Multiple Documents = Collection

` { 
  _id: ObjectId(8af37bd7891c), 
  title: 'MongoDB Lab',
  description: 'Introductory lab on how to use MongoDB',
  by: 'Flatiron School',
  topics: ['mongodb', 'database', 'NoSQL', 'JSON']  
   }, 
{ 
  _id: ObjectId(8af37bd78ssc), 
  title: 'Other Lab',
  description: 'Introductory lab on how to use something',
  by: 'Flatiron School',
  topics: ['blah', 'blah', 'blah', 'blah']  
   }
`

#### Working with MongoDB

Assuming you have installed/setup mongo and pip installed pymongo...

In [None]:
import pymongo

In [None]:
#connect to your server - it should be running at 'mongodb://127.0.0.1:27017/'
myclient = pymongo.MongoClient("mongodb://127.0.0.1:27017/")

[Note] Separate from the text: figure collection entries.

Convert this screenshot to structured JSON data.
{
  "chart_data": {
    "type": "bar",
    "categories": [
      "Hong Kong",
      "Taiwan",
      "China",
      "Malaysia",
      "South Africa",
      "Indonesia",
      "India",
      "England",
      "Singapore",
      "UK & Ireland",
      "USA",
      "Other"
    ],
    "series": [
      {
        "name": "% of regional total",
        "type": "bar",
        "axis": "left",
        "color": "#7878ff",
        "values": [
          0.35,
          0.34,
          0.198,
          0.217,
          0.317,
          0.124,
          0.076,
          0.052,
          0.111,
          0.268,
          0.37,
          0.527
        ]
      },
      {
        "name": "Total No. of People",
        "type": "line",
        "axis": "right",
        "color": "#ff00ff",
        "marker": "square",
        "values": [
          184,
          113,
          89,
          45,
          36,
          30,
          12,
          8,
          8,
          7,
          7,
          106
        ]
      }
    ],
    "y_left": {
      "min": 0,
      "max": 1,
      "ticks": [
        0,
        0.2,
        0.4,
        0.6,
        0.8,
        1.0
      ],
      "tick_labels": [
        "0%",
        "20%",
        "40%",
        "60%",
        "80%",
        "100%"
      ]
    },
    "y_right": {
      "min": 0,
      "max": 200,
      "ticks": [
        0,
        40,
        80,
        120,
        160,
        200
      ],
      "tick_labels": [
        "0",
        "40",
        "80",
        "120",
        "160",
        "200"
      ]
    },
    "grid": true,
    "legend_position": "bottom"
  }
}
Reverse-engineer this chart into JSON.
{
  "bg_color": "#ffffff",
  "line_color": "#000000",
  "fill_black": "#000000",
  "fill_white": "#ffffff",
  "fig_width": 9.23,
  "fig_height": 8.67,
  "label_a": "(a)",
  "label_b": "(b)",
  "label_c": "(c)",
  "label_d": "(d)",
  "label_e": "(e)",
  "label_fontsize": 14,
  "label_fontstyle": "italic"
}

#grab a database from your server 
mydb = myclient['example_data']

#this can be a new one or an existing one (if it doesn't exist, it will get 
# create when you write data into it)

In [None]:
myclient.list_database_names()

In [None]:
#initialize an empty collection - this where your 'documents' will go
mycollection = mydb['example_collection']

In [None]:
example_data = {'name': 'John Doe', 'address': '123 elm street', 'age': 28, 'children': ['Jane', 'Joe']}
mycollection.insert_one(example_data)

In [None]:
#get all the documents in a collection
query = mycollection.find({})

In [None]:
for document in query:
    print(document)

In [None]:
example_data_2 = [{ 'name': 'FangFang', 'address': 'Somewhere'}, 
                  {'name':'Vishal'}, 
                  {'name' : 'TayTay', 'address': 'everywhere'}
                 ]
mycollection.insert_many(example_data_2)

In [None]:
query_1 = mycollection.find({})

In [None]:
for document in query_1:
    print(document)

In [None]:
query_2 = mycollection.find({'name': 'John Doe'})

In [None]:
for document in query_2:
    print(document)

In [None]:
#searching for a record
query_3 = mycollection.find({'name': 'John Doe'})

In [None]:
for document in query_3:
    print(document)

In [None]:
#updating records is super easy! 
record_to_update = {'name' : 'John Doe'}
update_1 = {'$set': {'age': 29, 'birthday': '2/8/1990'}}

mycollection.update_many(record_to_update, update_1)

In [None]:
#searching in a list in a document
query_4 = mycollection.find({'children': 'Jane'})
for item in query_4:
    print(item)

In [None]:
#removing a key:value from a document
update_2 = {'$unset': {'brithday': ''}}

mycollection.update_many(record_to_update, update_2)

In [None]:
query_5 = mycollection.find({'name': 'John Doe'})
for item in query_5:
    print(item)

In [None]:
#delete record
mycollection.delete_one({'name' : 'John Doe'})

In [None]:
#delete all records
mycollection.delete_many({})

#### Your Turn

Open password.py and enter your Instagram username and password (remember to remove this or add it your .gitignore before pushing up to GitHub) 

In [None]:
from bs4 import BeautifulSoup
from selenium import webdriver
from selenium.webdriver.support.ui import WebDriverWait 
from selenium.webdriver.common.keys import Keys
from selenium.webdriver.common.by import By

from password import *

In [None]:
driver = webdriver.Chrome()
driver.get("https://www.instagram.com/accounts/login/")
email_input = driver.find_elements_by_css_selector('form input')[0]
password_input = driver.find_elements_by_css_selector('form input')[1]
email_input.send_keys(username)
password_input.send_keys(password)
login = driver.find_element_by_xpath('//*[@id="react-root"]/section/main/div/article/div/div[1]/div/form/div[4]/button')
login.click()
try: 
    not_now = WebDriverWait(driver, 15).until(
        lambda d: d.find_element_by_xpath('//button[text()="Not Now"]')
    )
    not_now.click()
except: 
    pass
driver.get("https://www.instagram.com/explore/tags/puppies/")
grid = driver.find_element_by_xpath('//*[@id="react-root"]/section/main/article/div[1]/div/div')
html = grid.get_attribute('innerHTML')
driver.close()
soup = BeautifulSoup(html)

The variable soup now contains a beautiful soup object of all the html elements related to the image grid on Instagram. Loop over this object and store the image url and the category text into your MongoDB. 

In [None]:
#the code below is to access the image src (url) and the description of the first element (an image) 
#in your 'soup'
soup.findAll('img')[0]['src']
soup.findAll('img')[0]['alt']

In [None]:
myclient = pymongo.MongoClient("mongodb://127.0.0.1:27017/")
insta_db = myclient['insta_db']
#insert your data into this collection
insta_collection = insta_db['insta_collection']